É importante ressaltar, primeiramente, que a fiel representatividade dos mais diversos grupos nas mídias é escassa e tem a necessidade de começa apor trás do produto final. Uma pesquisa divulgada pela Agência Nacional de Cinema (ANCINE) em 2016, concluiu que 75,4% dos diretores de filmes e novelas no Brasil são homens brancos, e assim, fica evidente o protagonismo destes no topo da indústria de comunicação. Inquestionavelmente, o ponto de vista nas produções destes, acaba não abrangendo fielmente as vivencias do público brasileiro, que contém mulheres, negros e pobres em grande porcentagem.

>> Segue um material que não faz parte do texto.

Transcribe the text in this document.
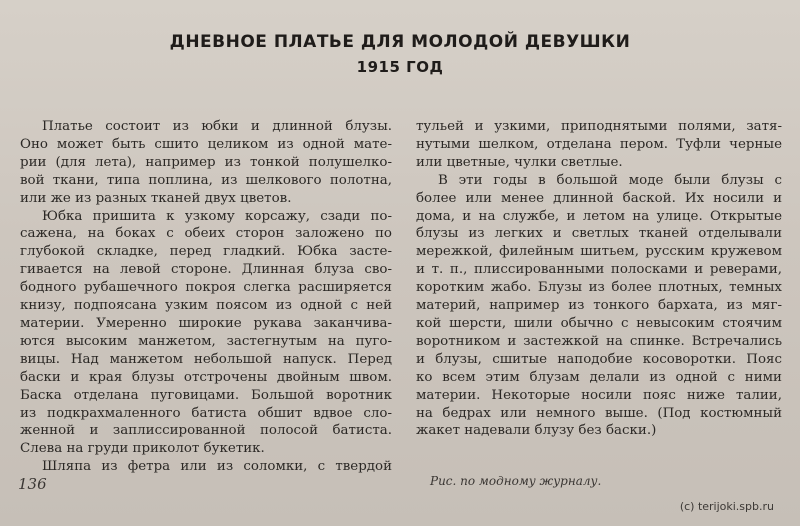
ДНЕВНОЕ ПЛАТЬЕ ДЛЯ МОЛОДОЙ ДЕВУШКИ
1915 ГОД
Платье состоит из юбки и длинной блузы.
Оно может быть сшито целиком из одной мате-
рии (для лета), например из тонкой полушелко-
вой ткани, типа поплина, из шелкового полотна,
или же из разных тканей двух цветов.
Юбка пришита к узкому корсажу, сзади по-
сажена, на боках с обеих сторон заложено по
глубокой складке, перед гладкий. Юбка засте-
гивается на левой стороне. Длинная блуза сво-
бодного рубашечного покроя слегка расширяется
книзу, подпоясана узким поясом из одной с ней
материи. Умеренно широкие рукава заканчива-
ются высоким манжетом, застегнутым на пуго-
вицы. Над манжетом небольшой напуск. Перед
баски и края блузы отстрочены двойным швом.
Баска отделана пуговицами. Большой воротник
из подкрахмаленного батиста обшит вдвое сло-
женной и заплиссированной полосой батиста.
Слева на груди приколот букетик.
Шляпа из фетра или из соломки, с твердой
тульей и узкими, приподнятыми полями, затя-
нутыми шелком, отделана пером. Туфли черные
или цветные, чулки светлые.
В эти годы в большой моде были блузы с
более или менее длинной баской. Их носили и
дома, и на службе, и летом на улице. Открытые
блузы из легких и светлых тканей отделывали
мережкой, филейным шитьем, русским кружевом
и т. п., плиссированными полосками и реверами,
коротким жабо. Блузы из более плотных, темных
материй, например из тонкого бархата, из мяг-
кой шерсти, шили обычно с невысоким стоячим
воротником и застежкой на спинке. Встречались
и блузы, сшитые наподобие косоворотки. Пояс
ко всем этим блузам делали из одной с ними
материи. Некоторые носили пояс ниже талии,
на бедрах или немного выше. (Под костюмный
жакет надевали блузу без баски.)
Рис. по модному журналу.
136
(c) terijoki.spb.ru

Atrelada a esta perspectiva, a marca Dove divulgou em 2019, uma pesquisa global informando que 70% das mulheres não se sentem representadas na mídia e na publicidade.
O grande problema oriundo dessa diferença de representações e esteriótipos, é que, seguindo a ideia expressa pelo autor George Orwell em sua obra 1984, de que “A mídia controla a massa”, entendemos que o produto final apresentado, seja ele uma propaganda ou uma novela, molda aos poucos pequenos gestos da sociedade como um todo. Sendo assim, quando são apresentadas histórias de mulheres reais, por exemplo, e há uma identificação por parte do público feminino, isso reflete em mudanças comportamentais a partir de exemplos a serem seguidos. Logo, se bem representadas, algumas minorias que antes eram oprimidas, podem se enxergar de maneira diferente.
Observe-se, portanto, que a representatividade na publicidade reflete em mudanças sociais e comportamentais. Assim, propostas são necessárias a fim de ampliar a comunicação do publico com as mídias, para que isso ocorra o Conselho Nacional de Autorregulamentação Publicitária (Conar) em co-participação com a ANCINE, deve promover eventos e festivais que exponham obras roteirizadas por diretores variados, não só homens. Com o intuito assim, da valorização destes e maior visibilidade dos produtos que conseguem se conectar de forma mais relevante com o público brasileiro, expondo suas características e pontos de vistas de forma mais real.